Ereignisse werden nicht eins zu eins abgebildet; das Ziel ist nicht die klassische Nachricht. Was aber so richtig das Ziel ist, das ist ganz bewusst nicht festgeschrieben, sagt Friedrich Küppersbusch, alter Hase im Fernsehgeschäft und Chef von probono.
"Wir sind neugierig darauf, was passiert, wenn wir alle professionellen Riten und Usancen und 23 Gremienvorlagen und im Windkanal getestete Kleiderständer mal weglassen und sagen: Da ist ein Studio, macht mal," sagt Küppersbusch in seinem Büro, in dem bis September 2013 noch Tagesschaum produziert wurde; eine Sendung zur letzten Bundestagswahl, die beim Mini-Sender Einsfestival lief, auf spiegel.de und zu später Stunde auch im WDR Fernsehen. Ein bisschen ist das probono magazin die Fortsetzung von Tagesschaum, nur mit weniger Küppersbusch vor der Kamera, dafür mit jüngeren Kollegen, die bisher kaum oder keine Erfahrung vor der Kamera hatten. Das hört und sieht man manchmal schmerzhaft deutlich, und das ist auch so gewollt, betont Küppersbusch noch einmal.
"Also, wenn sie so wollen, ist das tatsächlich eher Punk. Und an Punk jetzt mit den geschulten symphonischen Ohren eines Klassikmusik-Freunds ranzugehen, ist ein Kulturschock und sollte es ja auch sein."
"Lass es wie einen Unfall aussehen"
So richtig viele Klassikmusik- oder andere Freunde hat das Projekt aber noch nicht angezogen. Seit dem Start im Juli hat der Youtube-Kanal etwas mehr als 1300 Abonnenten, die erfolgreichste Folge hat um die 3.000 Abrufe. Geschäftsführer Küppersbusch und seinem Redaktionsleiter Jürgen Ohls macht das aber keine großen Sorgen. Es müsse erst mal munter drauflos entwickelt und gesendet werden, und nach und nach kämen dann auch mehr User. Sowieso ist das Projekt für Ohls vor allem für die eigene Firma von Vorteil.

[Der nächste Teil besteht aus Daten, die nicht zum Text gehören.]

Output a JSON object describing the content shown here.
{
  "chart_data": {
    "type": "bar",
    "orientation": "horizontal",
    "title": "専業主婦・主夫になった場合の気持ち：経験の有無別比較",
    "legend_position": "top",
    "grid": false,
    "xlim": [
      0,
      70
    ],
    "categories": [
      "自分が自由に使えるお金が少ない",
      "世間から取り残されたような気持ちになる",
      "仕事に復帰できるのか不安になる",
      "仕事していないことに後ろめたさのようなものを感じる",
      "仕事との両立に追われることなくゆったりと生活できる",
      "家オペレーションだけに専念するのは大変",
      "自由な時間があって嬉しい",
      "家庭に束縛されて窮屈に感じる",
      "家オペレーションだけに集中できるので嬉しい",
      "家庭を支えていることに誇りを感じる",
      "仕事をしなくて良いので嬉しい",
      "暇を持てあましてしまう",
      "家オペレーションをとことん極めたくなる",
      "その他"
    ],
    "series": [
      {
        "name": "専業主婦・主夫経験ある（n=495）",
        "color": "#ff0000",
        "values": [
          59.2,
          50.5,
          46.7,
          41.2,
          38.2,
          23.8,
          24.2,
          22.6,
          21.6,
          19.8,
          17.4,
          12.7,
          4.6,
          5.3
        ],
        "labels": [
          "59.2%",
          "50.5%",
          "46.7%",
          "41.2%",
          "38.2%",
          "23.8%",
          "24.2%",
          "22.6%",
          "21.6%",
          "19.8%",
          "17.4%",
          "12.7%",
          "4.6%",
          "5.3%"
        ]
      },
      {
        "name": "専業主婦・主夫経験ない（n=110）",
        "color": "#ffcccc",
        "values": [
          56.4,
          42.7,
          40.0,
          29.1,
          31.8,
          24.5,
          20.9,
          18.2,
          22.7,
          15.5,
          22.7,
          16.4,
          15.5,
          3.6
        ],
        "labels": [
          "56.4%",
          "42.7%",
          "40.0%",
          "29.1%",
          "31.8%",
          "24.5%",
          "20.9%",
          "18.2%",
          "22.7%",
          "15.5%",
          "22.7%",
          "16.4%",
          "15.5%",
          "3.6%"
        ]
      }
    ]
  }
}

"Ich glaube, dass es wichtig ist, für eine Produktionsfirma, sich in diesem Bereich Know-how raufzuschaffen. Weil das immer wichtiger wird, der gesamte Online-Bereich. Das kann man nicht ignorieren oder sagen, da machen wir mal ein bisschen Twitter und machen ein bisschen Facebook, sondern da öffnen wir einen völlig neuer Kanal, der im positiven Sinne natürlich auch zurückspielt auf das Klassische. Also dass man da sagt, wie entwickeln wir auch Fernsehen eben neu, wie kommen wir wieder mehr in den Bereich, wo es uns mehr um Ideen geht als um das Verkaufen. Das wirkt sich positiv aus."
An der Stelle kommen neben der eigenen Medien-Firma dann aber auch wieder die User, Zuschauer und Leser ins Spiel. Und die althergebrachten Medien. Die sind nämlich nach Ansicht von Küppersbusch und Ohls im letzten Jahr zurecht in die Kritik gekommen, zum Beispiel wegen der Berichterstattung über die Ukraine-Krise. Den verprellten Zuschauern und Lesern wollen die Online-Video-Macher entgegenkommen und etwas Neues anbieten; und zwar ungefähr mit folgender Formel:
"Je unprofessioneller es aussieht, desto mehr nehmen mich meine User ernst - und glauben mir, dass ich wirklich kein gekaufter Journalist bin." Für Friedrich Küppersbusch könnte das übrigens auch ruhig direkt mit im Sendenamen stehen:
"Der Claim wäre eigentlich ganz gut, ne? 'Probono-Magazin - Lass es wie einen Unfall aussehen'. Finde ich gut."